In dem Brief an den Herausgeber wird gegen den Ausschluss ausländischer Forscher ohne dauerhaften Aufenthalt aus dem Chilenischen Postdoctorado ANID-Fellowship-Programm argumentiert. Der Autor hebt die historischen Beiträge ausländischer Wissenschaftler zur wissenschaftlichen, kulturellen und intellektuellen Entwicklung Chiles hervor und betont, dass ihre vorübergehende Anwesenheit die internationale Zusammenarbeit, den Wissensaustausch und die wirtschaftlichen Vorteile fördert. Der Autor kritisiert den nationalistischen Ansatz der Wissenschaftsförderung und plädiert stattdessen für eine Politik, die fortgeschrittenes Humankapital anzieht und sich an die globalen akademischen Praktiken anpasst. Sie betonen, dass die Abreise ausländischer Forscher nach Abschluss ihrer Projekte Teil eines wechselseitigen Forschungszyklus ist, der sowohl die chilenische als auch die internationale Wissenschaft bereichert.

Eine wachsende Kontroverse hat sich in Chile bezüglich des Ausschlusses ausländischer Forscher ohne dauerhaften Wohnsitz aus dem ANID Postdoctoral Fellowship-Programm ergeben. Die Politik, die die Eignung aufgrund des Einwanderungsstatus einschränkt, hat Kritik von Akademikern ausgelöst, die argumentieren, dass sie die internationale wissenschaftliche Zusammenarbeit und das historische Erbe von Chiles intellektuellem Austausch mit ausländischen Wissenschaftlern untergräbt.

Kritiker weisen auf die langjährige Tradition des internationalen wissenschaftlichen Austausches hin, die auf die Gründung von Universitäten in Westeuropa und Chiles eigene republikanische Geschichte zurückgeht. Prominente Persönlichkeiten wie José María de Bello, Manuel Montt, Carl Friedrich von Humboldt und andere haben durch ihre Beiträge während der Zeiten des vorübergehenden Wohnsitzes eine zentrale Rolle bei der Gestaltung der wissenschaftlichen und kulturellen Landschaft Chiles gespielt. Laut Rafael Gaune, einem Historiker am Institut für Geschichte der Universität Chiles und der Universität Padua, spiegelt die aktuelle Politik ein Missverständnis der zeitgenössischen akademischen Praktiken wider.

Er argumentiert, dass ausländische Forscher während ihrer Zeit in Chile einen bedeutenden Beitrag leisten, indem sie professionelle Netzwerke aufbauen, unter chilenischen Universitäten veröffentlichen, unterrichten, lokale Volkswirtschaften anregen und dauerhafte Verbindungen zur nationalen wissenschaftlichen Gemeinschaft aufbauen.

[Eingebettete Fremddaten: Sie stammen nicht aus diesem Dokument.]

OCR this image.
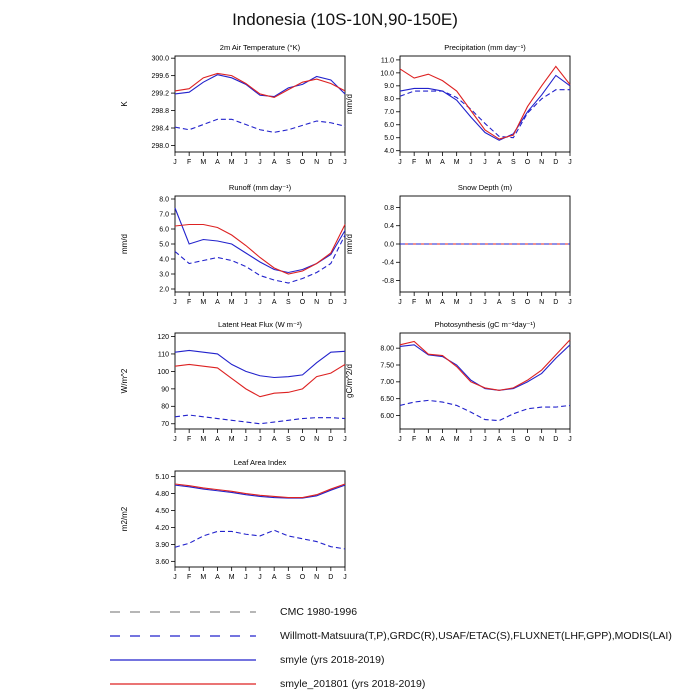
Indonesia (10S-10N,90-150E)
2m Air Temperature (°K)
K
298.0
298.4
298.8
299.2
299.6
300.0
J F M A M J J A S O N D J
Precipitation (mm day⁻¹)
mm/d
4.0
5.0
6.0
7.0
8.0
9.0
10.0
11.0
J F M A M J J A S O N D J
Runoff (mm day⁻¹)
mm/d
2.0
3.0
4.0
5.0
6.0
7.0
8.0
J F M A M J J A S O N D J
Snow Depth (m)
mm/d
-0.8
-0.4
0.0
0.4
0.8
J F M A M J J A S O N D J
Latent Heat Flux (W m⁻²)
W/m^2
70
80
90
100
110
120
J F M A M J J A S O N D J
Photosynthesis (gC m⁻²day⁻¹)
gC/m^2/d
6.00
6.50
7.00
7.50
8.00
J F M A M J J A S O N D J
Leaf Area Index
m2/m2
3.60
3.90
4.20
4.50
4.80
5.10
J F M A M J J A S O N D J
CMC 1980-1996
Willmott-Matsuura(T,P),GRDC(R),USAF/ETAC(S),FLUXNET(LHF,GPP),MODIS(LAI)
smyle (yrs 2018-2019)
smyle_201801 (yrs 2018-2019)
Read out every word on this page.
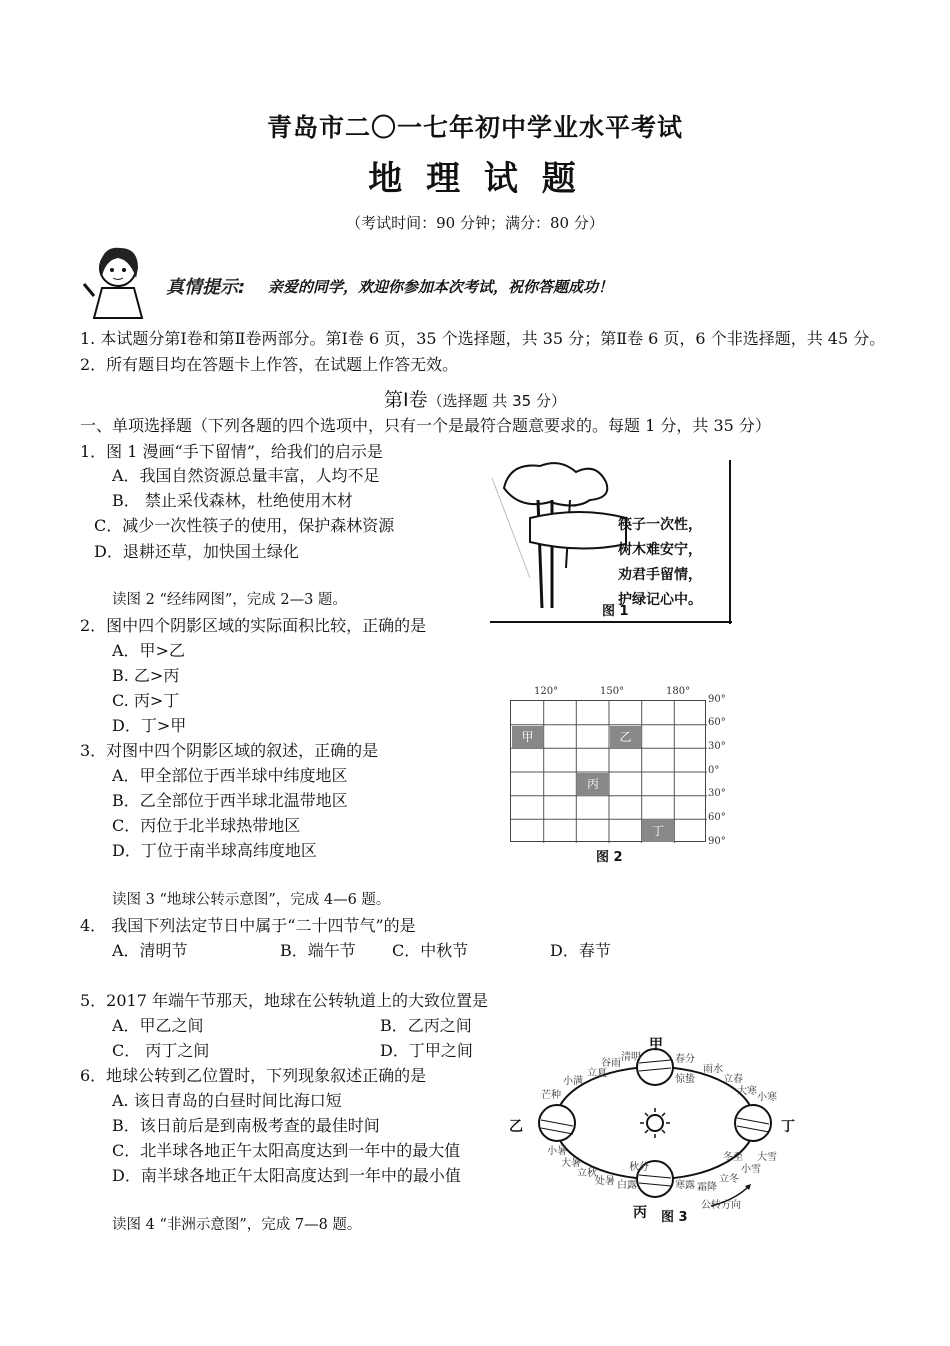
青岛市二〇一七年初中学业水平考试
地 理 试 题
（考试时间：90 分钟；满分：80 分）
真情提示: 亲爱的同学，欢迎你参加本次考试，祝你答题成功！
1. 本试题分第Ⅰ卷和第Ⅱ卷两部分。第Ⅰ卷 6 页，35 个选择题，共 35 分；第Ⅱ卷 6 页，6 个非选择题，共 45 分。
2．所有题目均在答题卡上作答，在试题上作答无效。
第Ⅰ卷（选择题 共 35 分）
一、单项选择题（下列各题的四个选项中，只有一个是最符合题意要求的。每题 1 分，共 35 分）
1．图 1 漫画“手下留情”，给我们的启示是
A．我国自然资源总量丰富，人均不足
B． 禁止采伐森林，杜绝使用木材
C．减少一次性筷子的使用，保护森林资源
D．退耕还草，加快国土绿化
筷子一次性，
树木难安宁，
劝君手留情，
护绿记心中。
图 1
读图 2 “经纬网图”，完成 2—3 题。
2．图中四个阴影区域的实际面积比较，正确的是
A．甲>乙
B. 乙>丙
C. 丙>丁
D．丁>甲
3．对图中四个阴影区域的叙述，正确的是
A．甲全部位于西半球中纬度地区
B．乙全部位于西半球北温带地区
C．丙位于北半球热带地区
D．丁位于南半球高纬度地区
120°	150°	180°
甲	乙
丙
丁
90°
60°
30°
0°
30°
60°
90°
图 2
读图 3 “地球公转示意图”，完成 4—6 题。
4． 我国下列法定节日中属于“二十四节气”的是
A．清明节	B．端午节 C．中秋节	D．春节
5．2017 年端午节那天，地球在公转轨道上的大致位置是
A．甲乙之间	B．乙丙之间
C． 丙丁之间	D．丁甲之间
6．地球公转到乙位置时，下列现象叙述正确的是
A. 该日青岛的白昼时间比海口短
B．该日前后是到南极考查的最佳时间
C．北半球各地正午太阳高度达到一年中的最大值
D．南半球各地正午太阳高度达到一年中的最小值
甲
乙
丙
丁
立夏
谷雨
清明	春分
惊蛰
雨水
立春
大寒
小寒
芒种
小满
冬至 大雪
小雪
立冬
霜降
寒露
秋分
白露
处暑
立秋
大暑
小暑
公转方向
图 3
读图 4 “非洲示意图”，完成 7—8 题。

Viele entscheiden sich dafür, dauerhaft zu bleiben, während diejenigen, die zurückkehren, oft internationale Finanzierung sichern und chilenische Akademiker und Studenten in ihre Forschungsprojekte einbeziehen.

Er stellt fest, dass Länder mit fortgeschrittenen wissenschaftlichen Systemen Top-Talente anziehen und die Migrationsregularisierungsprozesse nach der Sicherung von Finanzmitteln statt vorher rationalisieren. Dieser Ansatz ermöglicht es Forschern, sich auf ihre Arbeit zu konzentrieren, ohne von bürokratischen Hürden im Zusammenhang mit dem Einwanderungsstatus belastet zu werden. Die Diskussion kommt inmitten breiterer Debatten über die Finanzierung und Prioritäten der Geistes- und Sozialwissenschaften in Chile.

Er weist darauf hin, dass die Bewegung von Wissen und Ideen in der Vergangenheit für den wissenschaftlichen Fortschritt von zentraler Bedeutung war und die Begrenzung dieses Flusses die Gefahr birgt, Chile von globalen akademischen Trends zu isolieren.

Die wissenschaftliche Gemeinschaft Chiles profitiert seit langem von der Anwesenheit ausländischer Wissenschaftler, von denen viele einen nachhaltigen Beitrag zum geistigen Erbe des Landes geleistet haben. Ab dem 19. Jahrhundert haben europäische und nordamerikanische Forscher eine Schlüsselrolle bei der Entwicklung der Bildungsinfrastruktur Chiles gespielt, bahnbrechende Studien durchgeführt und Generationen von lokalen Wissenschaftlern betreut.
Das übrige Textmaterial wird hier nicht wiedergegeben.